There is a female painter who works at a university as an assistant, a freelance dancer, and a nurse. And a staff member of Yume Nomad. (laugh)

Reinterpreting the Meaning of a Place

— In the ground floor of a building that used to be a pharmacy, Mr. Gai Hirose and his assistant Josh are always making “something”. What are you making?


I mainly make sculptures as a contemporary artist, though sometimes I get a request to renovate a space into a cafe, or make a movie set. Because of this, there might be a lot of people who think that I am an interior design contractor.

The place we are using was offered to us by the owner, who had no idea what to do with it. But the property had been vacant ever since the earthquake and he wanted to make use of it somehow. He said he would leave it to me to do whatever I wanted to do, “change something about it” no matter how long it took, and he would not mind.

I hope I can make it into something that is a little different from what it used to be. I can’t really say what that is yet. (laugh) An “artist” has to think of something that will completely reset the character of a place. Otherwise new things will not be born. So I think we are in the process of getting it there.

— Can you give us an example of what is a little different from before”?


For example, some residents around here may feel a little odd about an unfamiliar yellow Volkswagen parked in front of this place. I usually take my construction tools in my yellow beetle. I have a friend from the US, Josh, who works together with me. I always introduce him as “Josh, my “joshu” (‘assistant’ in Japanese)”, a play on words linking Josh and “joshu”. The truth is, he has his own work, so he is not actually my assistant. (laugh) Meanwhile, local residents are secretly talking about him. “Who are these guys?” “What are they doing?” and so on. I like to quietly stir up the norm to give them a sense of the less ordinary.

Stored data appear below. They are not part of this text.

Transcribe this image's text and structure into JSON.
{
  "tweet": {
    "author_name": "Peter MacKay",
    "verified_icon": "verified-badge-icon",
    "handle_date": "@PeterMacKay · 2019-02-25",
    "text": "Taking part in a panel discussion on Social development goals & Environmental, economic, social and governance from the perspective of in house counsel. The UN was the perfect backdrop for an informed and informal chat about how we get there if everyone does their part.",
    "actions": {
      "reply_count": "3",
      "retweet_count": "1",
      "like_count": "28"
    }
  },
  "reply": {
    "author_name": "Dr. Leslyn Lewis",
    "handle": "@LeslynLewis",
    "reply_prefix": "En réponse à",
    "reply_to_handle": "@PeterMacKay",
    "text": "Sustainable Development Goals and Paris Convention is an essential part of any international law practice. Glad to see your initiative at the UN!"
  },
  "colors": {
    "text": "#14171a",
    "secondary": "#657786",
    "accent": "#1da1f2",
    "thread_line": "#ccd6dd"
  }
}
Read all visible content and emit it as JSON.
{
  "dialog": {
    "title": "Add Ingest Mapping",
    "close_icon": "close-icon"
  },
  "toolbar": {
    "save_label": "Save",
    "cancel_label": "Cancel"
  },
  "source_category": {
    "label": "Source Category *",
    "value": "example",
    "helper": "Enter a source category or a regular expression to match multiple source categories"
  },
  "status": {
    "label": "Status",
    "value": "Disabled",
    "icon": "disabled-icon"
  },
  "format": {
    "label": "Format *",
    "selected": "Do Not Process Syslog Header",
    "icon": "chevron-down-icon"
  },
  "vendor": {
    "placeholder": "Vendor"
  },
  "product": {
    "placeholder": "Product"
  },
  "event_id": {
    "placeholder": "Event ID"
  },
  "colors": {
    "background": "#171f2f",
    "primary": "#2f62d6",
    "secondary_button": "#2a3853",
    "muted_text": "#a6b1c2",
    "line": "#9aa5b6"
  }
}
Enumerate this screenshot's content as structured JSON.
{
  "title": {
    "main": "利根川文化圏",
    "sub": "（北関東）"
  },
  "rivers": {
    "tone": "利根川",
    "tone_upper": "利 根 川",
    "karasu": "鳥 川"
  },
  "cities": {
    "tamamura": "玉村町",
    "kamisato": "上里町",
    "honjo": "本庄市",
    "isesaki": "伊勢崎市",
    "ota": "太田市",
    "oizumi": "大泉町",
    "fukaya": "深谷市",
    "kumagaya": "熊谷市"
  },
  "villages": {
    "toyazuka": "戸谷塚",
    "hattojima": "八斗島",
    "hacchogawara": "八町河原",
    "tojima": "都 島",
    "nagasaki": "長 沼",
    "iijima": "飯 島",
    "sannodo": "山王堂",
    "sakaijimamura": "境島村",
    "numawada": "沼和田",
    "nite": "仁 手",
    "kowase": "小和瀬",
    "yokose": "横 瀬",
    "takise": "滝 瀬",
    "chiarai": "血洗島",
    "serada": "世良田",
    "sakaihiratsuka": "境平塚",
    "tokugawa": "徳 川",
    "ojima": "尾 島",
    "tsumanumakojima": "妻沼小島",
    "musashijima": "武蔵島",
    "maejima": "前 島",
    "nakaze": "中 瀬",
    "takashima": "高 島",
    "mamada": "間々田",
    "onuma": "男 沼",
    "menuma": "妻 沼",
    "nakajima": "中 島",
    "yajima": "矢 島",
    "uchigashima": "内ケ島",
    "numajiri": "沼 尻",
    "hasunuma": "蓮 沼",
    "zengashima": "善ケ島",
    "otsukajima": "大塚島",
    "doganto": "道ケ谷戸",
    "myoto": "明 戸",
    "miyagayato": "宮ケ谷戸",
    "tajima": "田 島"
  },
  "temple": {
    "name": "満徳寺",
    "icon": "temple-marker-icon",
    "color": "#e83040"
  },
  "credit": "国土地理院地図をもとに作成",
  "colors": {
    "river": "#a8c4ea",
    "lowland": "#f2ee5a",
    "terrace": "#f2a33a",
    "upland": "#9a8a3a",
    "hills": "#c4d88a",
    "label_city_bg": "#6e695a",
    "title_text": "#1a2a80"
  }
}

— Josh, where are you from?


I was born in Flint, Michigan, in the United States, not so far from Detroit. I moved to Japan from Michigan 10 years ago.


Josh is a photographer, but he knows quite a lot about so many things: tools, how to fix buildings and furniture, how to fix a roof, even pruning. Not only him, it seems that many Americans make and fix things DIY style, so they have a lot of skills. And without realizing it, we started working together. He works on his own projects like making furniture as well as helping me with my creations.


It seems that my grandfather used to live around here. My first job in Japan was as an English teacher at an elementary school near Minatogawa Station in Shinkaichi. When I went back home and talked to my grandfather about it, I found out that he had lived in the same area about 65 years ago. He lived here for about 5 or 6 years. I had lived in Osaka and Amagasaki, but now I am back in Shinkaichi. It feels like a curious twist of fate that I am living in the place where my grandfather once lived a long time ago.